Danny Lyon: Memories of the Southern Civil Rights Movement
On display now!
"Lyon was the Robert Capa of the Movement. Many of his pictures remain the stock images of the period.....In "Memories of the Southern Civil Rights Movement," there are not only the famous pictures but Lyon's text, including many important documents......Much of their outstanding achievement has been forgotten. Perhaps Danny Lyon's fine book can help to bring their accomplishment into the mainstream history of the 1960's."
- Joseph Schwartz, London Times Literary Supplement, March 1993
A giant of post-War documentary photography and film, Brooklyn, NY native Danny Lyon helped define a mode of photojournalism in which the picture-maker is deeply and personally embedded in his subject matter. A self-taught photographer and a graduate of the University of Chicago, Lyon began his photographic career in the early 1960s as the first staff photographer for the Student Nonviolent Coordinating Committee, a national group of college students who joined together after the first sit-in by four African American college students at a North Carolina lunch counter. From 1963 to 1964, Lyon traveled the South and Mid-Atlantic regions documenting the Civil Rights Movement. The photographs were published in The Movement, a documentary book about the Southern Civil Rights Movement, and later in Memories of the Southern Civil Rights Movement, Lyon’s own memoir of his years working for the SNCC.

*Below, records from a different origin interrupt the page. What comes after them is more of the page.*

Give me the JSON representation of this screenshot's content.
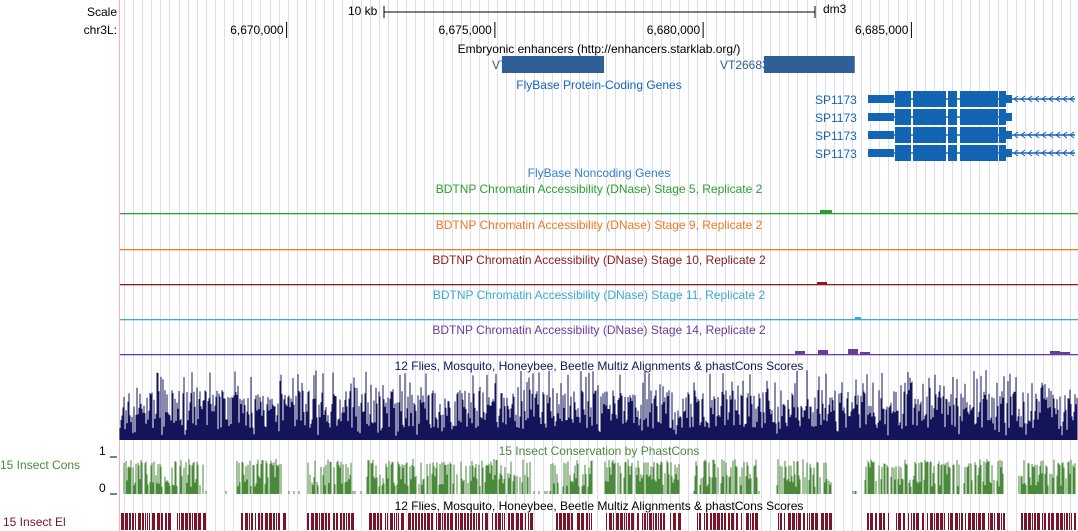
{
  "ruler": {
    "scale_label": "Scale",
    "chrom_label": "chr3L:",
    "scale_bar_label": "10 kb",
    "assembly": "dm3",
    "ticks": [
      {
        "label": "6,670,000",
        "pos": 6670000
      },
      {
        "label": "6,675,000",
        "pos": 6675000
      },
      {
        "label": "6,680,000",
        "pos": 6680000
      },
      {
        "label": "6,685,000",
        "pos": 6685000
      }
    ]
  },
  "tracks": {
    "enhancers": {
      "title": "Embryonic enhancers (http://enhancers.starklab.org/)",
      "color": "#2f5f97",
      "items": [
        {
          "name": "VT26680",
          "start": 6675170,
          "end": 6677620
        },
        {
          "name": "VT26683",
          "start": 6681460,
          "end": 6683640
        }
      ]
    },
    "protein_genes": {
      "title": "FlyBase Protein-Coding Genes",
      "color": "#1464b4",
      "transcripts": [
        {
          "name": "SP1173"
        },
        {
          "name": "SP1173"
        },
        {
          "name": "SP1173"
        },
        {
          "name": "SP1173"
        }
      ]
    },
    "noncoding": {
      "title": "FlyBase Noncoding Genes",
      "color": "#3080c8"
    },
    "dnase": [
      {
        "title": "BDTNP Chromatin Accessibility (DNase) Stage 5, Replicate 2",
        "color": "#2ca02c"
      },
      {
        "title": "BDTNP Chromatin Accessibility (DNase) Stage 9, Replicate 2",
        "color": "#f07820"
      },
      {
        "title": "BDTNP Chromatin Accessibility (DNase) Stage 10, Replicate 2",
        "color": "#8c1c1c"
      },
      {
        "title": "BDTNP Chromatin Accessibility (DNase) Stage 11, Replicate 2",
        "color": "#3caad2"
      },
      {
        "title": "BDTNP Chromatin Accessibility (DNase) Stage 14, Replicate 2",
        "color": "#6a3d9a"
      }
    ],
    "multiz": {
      "title": "12 Flies, Mosquito, Honeybee, Beetle Multiz Alignments & phastCons Scores",
      "color": "#14145a"
    },
    "phastcons": {
      "title": "15 Insect Conservation by PhastCons",
      "side_label": "15 Insect Cons",
      "axis_max": "1",
      "axis_min": "0",
      "color": "#4a8a3a"
    },
    "multiz2": {
      "title": "12 Flies, Mosquito, Honeybee, Beetle Multiz Alignments & phastCons Scores"
    },
    "elements": {
      "side_label": "15 Insect El",
      "color": "#7a1428"
    }
  }
}
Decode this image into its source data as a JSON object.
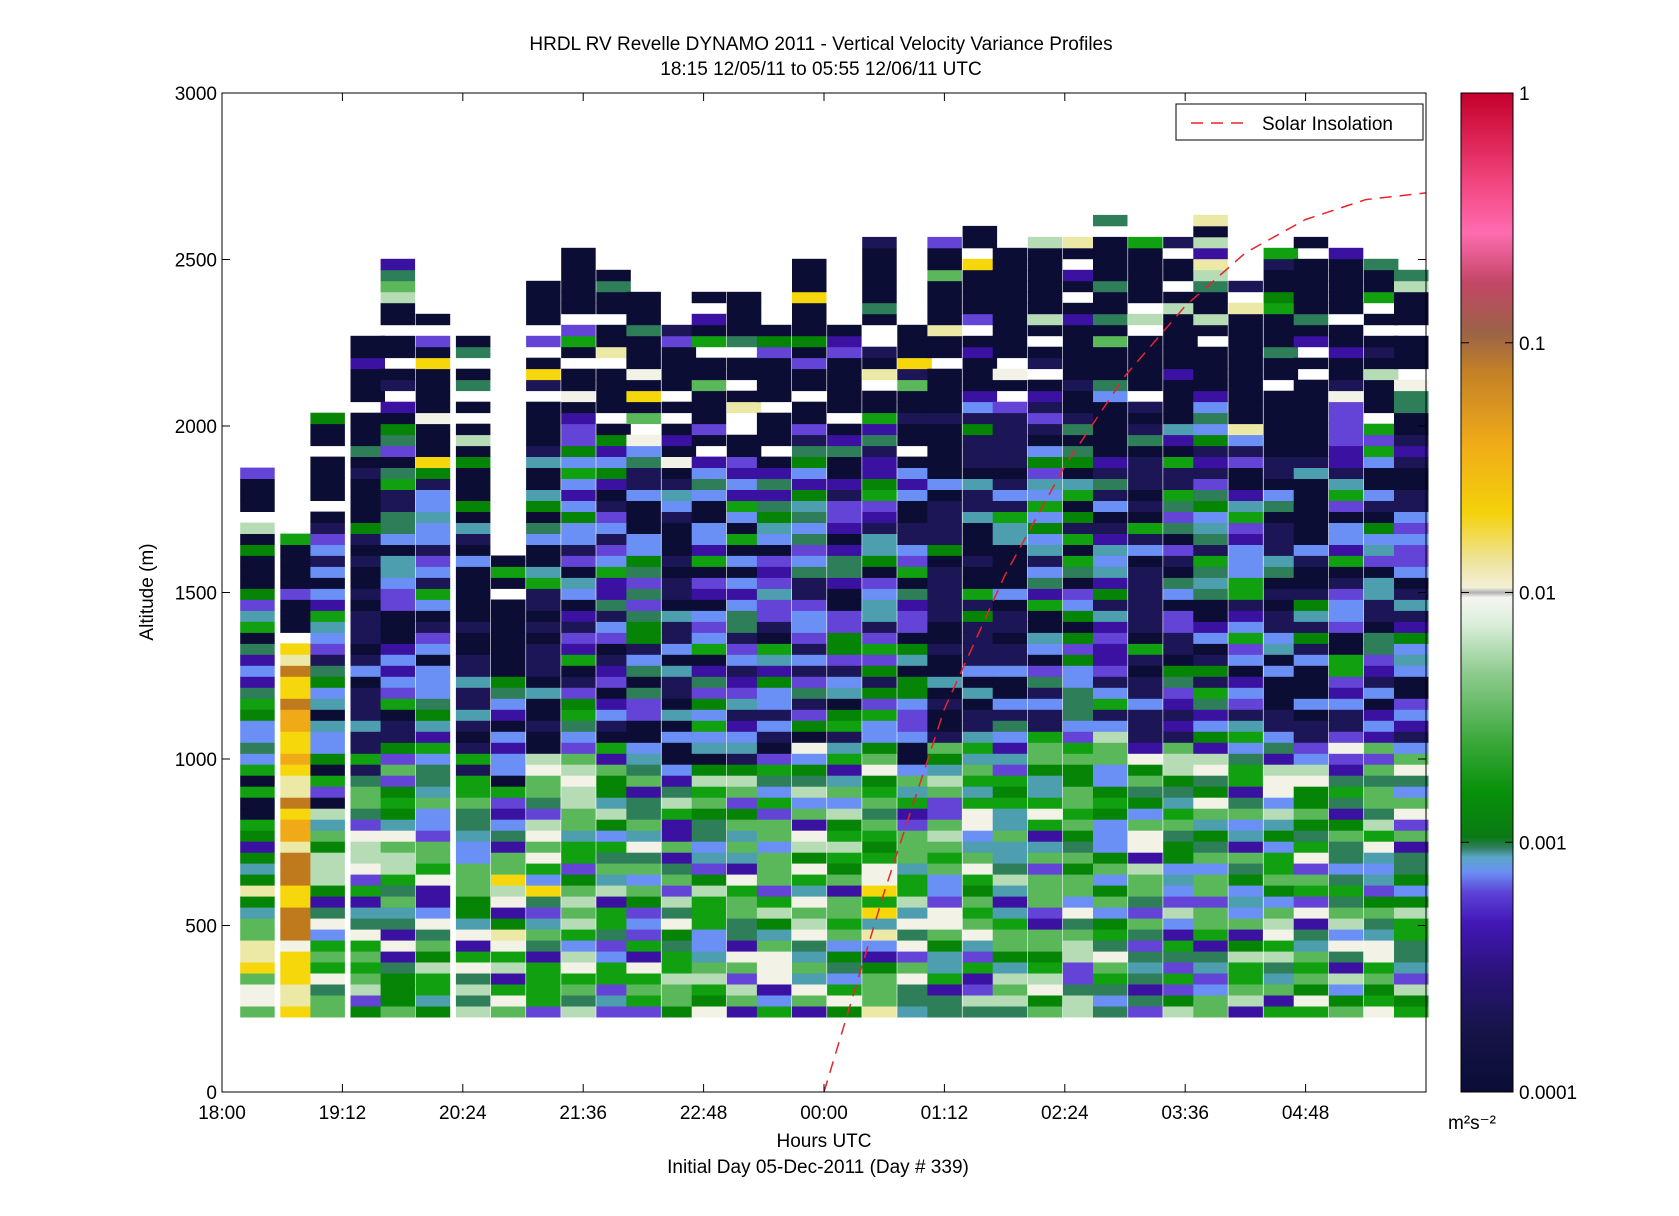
{
  "chart_data": {
    "type": "heatmap",
    "title": "HRDL RV Revelle DYNAMO 2011 - Vertical Velocity Variance Profiles",
    "subtitle": "18:15 12/05/11 to 05:55 12/06/11  UTC",
    "xlabel": "Hours UTC",
    "xlabel2": "Initial Day 05-Dec-2011 (Day # 339)",
    "ylabel": "Altitude (m)",
    "x_ticks": [
      "18:00",
      "19:12",
      "20:24",
      "21:36",
      "22:48",
      "00:00",
      "01:12",
      "02:24",
      "03:36",
      "04:48"
    ],
    "x_tick_hours": [
      0,
      1.2,
      2.4,
      3.6,
      4.8,
      6.0,
      7.2,
      8.4,
      9.6,
      10.8
    ],
    "xlim_hours_since_1800": [
      0,
      12
    ],
    "y_ticks": [
      "0",
      "500",
      "1000",
      "1500",
      "2000",
      "2500",
      "3000"
    ],
    "y_tick_values": [
      0,
      500,
      1000,
      1500,
      2000,
      2500,
      3000
    ],
    "ylim": [
      0,
      3000
    ],
    "legend": {
      "label": "Solar Insolation",
      "placement": "top-right",
      "style": "red dashed line",
      "color": "#e8242b"
    },
    "colorbar": {
      "scale": "log",
      "range": [
        0.0001,
        1
      ],
      "tick_labels": [
        "1",
        "0.1",
        "0.01",
        "0.001",
        "0.0001"
      ],
      "tick_values": [
        1,
        0.1,
        0.01,
        0.001,
        0.0001
      ],
      "units_label": "m²s⁻²",
      "colormap": [
        "#0b0d35",
        "#1c1556",
        "#3a11a0",
        "#6344d6",
        "#6a8ff5",
        "#4d9fb0",
        "#2e7e5a",
        "#058405",
        "#10a010",
        "#5ab85a",
        "#b6dcb6",
        "#f2f2e6",
        "#ece9a6",
        "#f5d70c",
        "#f0aa18",
        "#c07a1e",
        "#9a5a40",
        "#e0326e",
        "#ff70b2",
        "#c7002c"
      ]
    },
    "series_note": "Each column is one ~12-minute vertical profile from 18:15 to 05:55 UTC; cell colour = vertical velocity variance. Altitude gates ~30 m from ~225 m upward; blank cells = no data.",
    "profiles_summary": [
      {
        "hour": 0.35,
        "top_m": 1870,
        "dominant": "yellow/green then dark aloft"
      },
      {
        "hour": 0.75,
        "top_m": 1650,
        "dominant": "yellow/orange"
      },
      {
        "hour": 1.05,
        "top_m": 2010,
        "dominant": "green/purple/dark"
      },
      {
        "hour": 1.45,
        "top_m": 2250,
        "dominant": "green/purple"
      },
      {
        "hour": 1.75,
        "top_m": 2480,
        "dominant": "green/purple/dark"
      },
      {
        "hour": 2.1,
        "top_m": 2330,
        "dominant": "purple/blue/dark"
      },
      {
        "hour": 2.5,
        "top_m": 2270,
        "dominant": "dark/purple"
      },
      {
        "hour": 2.85,
        "top_m": 1600,
        "dominant": "green/yellow low, dark aloft"
      },
      {
        "hour": 3.2,
        "top_m": 2410,
        "dominant": "green/yellow"
      },
      {
        "hour": 3.55,
        "top_m": 2520,
        "dominant": "green/blue/dark"
      },
      {
        "hour": 3.9,
        "top_m": 2440,
        "dominant": "green/blue/dark"
      },
      {
        "hour": 4.2,
        "top_m": 2390,
        "dominant": "green/dark"
      },
      {
        "hour": 4.55,
        "top_m": 2300,
        "dominant": "dark/purple"
      },
      {
        "hour": 4.85,
        "top_m": 2380,
        "dominant": "green/purple/dark"
      },
      {
        "hour": 5.2,
        "top_m": 2380,
        "dominant": "green/purple/dark"
      },
      {
        "hour": 5.5,
        "top_m": 2300,
        "dominant": "purple/dark"
      },
      {
        "hour": 5.85,
        "top_m": 2490,
        "dominant": "green/purple/dark"
      },
      {
        "hour": 6.2,
        "top_m": 2290,
        "dominant": "green/blue/dark"
      },
      {
        "hour": 6.55,
        "top_m": 2550,
        "dominant": "green/yellow/dark"
      },
      {
        "hour": 6.9,
        "top_m": 2300,
        "dominant": "green/purple/dark"
      },
      {
        "hour": 7.2,
        "top_m": 2560,
        "dominant": "green/purple"
      },
      {
        "hour": 7.55,
        "top_m": 2580,
        "dominant": "green/yellow/purple"
      },
      {
        "hour": 7.85,
        "top_m": 2530,
        "dominant": "green/purple"
      },
      {
        "hour": 8.2,
        "top_m": 2560,
        "dominant": "green/blue/dark"
      },
      {
        "hour": 8.55,
        "top_m": 2540,
        "dominant": "green/blue/dark"
      },
      {
        "hour": 8.85,
        "top_m": 2610,
        "dominant": "green/dark"
      },
      {
        "hour": 9.2,
        "top_m": 2560,
        "dominant": "purple/green"
      },
      {
        "hour": 9.55,
        "top_m": 2540,
        "dominant": "purple/green/dark"
      },
      {
        "hour": 9.85,
        "top_m": 2610,
        "dominant": "green/purple/dark"
      },
      {
        "hour": 10.2,
        "top_m": 2450,
        "dominant": "green/blue/dark"
      },
      {
        "hour": 10.55,
        "top_m": 2520,
        "dominant": "green/purple"
      },
      {
        "hour": 10.85,
        "top_m": 2540,
        "dominant": "green/blue/purple"
      },
      {
        "hour": 11.2,
        "top_m": 2510,
        "dominant": "green/purple/dark"
      },
      {
        "hour": 11.55,
        "top_m": 2500,
        "dominant": "green/purple/dark"
      },
      {
        "hour": 11.85,
        "top_m": 2440,
        "dominant": "green/blue/dark"
      }
    ],
    "solar_insolation_curve": {
      "description": "red dashed line rising from 0 m at ~00:00 to ~2700 m at ~05:55 (scaled solar insolation)",
      "points": [
        {
          "hour": 6.0,
          "y": 0
        },
        {
          "hour": 6.6,
          "y": 600
        },
        {
          "hour": 7.2,
          "y": 1150
        },
        {
          "hour": 7.8,
          "y": 1550
        },
        {
          "hour": 8.4,
          "y": 1880
        },
        {
          "hour": 9.0,
          "y": 2150
        },
        {
          "hour": 9.6,
          "y": 2360
        },
        {
          "hour": 10.2,
          "y": 2520
        },
        {
          "hour": 10.8,
          "y": 2620
        },
        {
          "hour": 11.4,
          "y": 2680
        },
        {
          "hour": 12.0,
          "y": 2700
        }
      ]
    }
  }
}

From the back cover of the book:
In the summer of 1962, Danny Lyon packed a Nikon Reflex and an old Leica in an army bag and hitchhiked south. Within a week he was in jail in Albany, Georgia, looking through the bars at another prisoner, Martin Luther King, Jr. Lyon soon became the first staff photographer for the Atlanta-based Student Nonviolent Coordinating Committee (SNCC), which already had a reputation as one of the most committed and confrontational groups fighting for civil rights.
"This young white New Yorker came South with a camera and a keen eye for history. And he used these simple, elegant gifts to capture the story of one of the most inspiring periods in America’s twentieth century."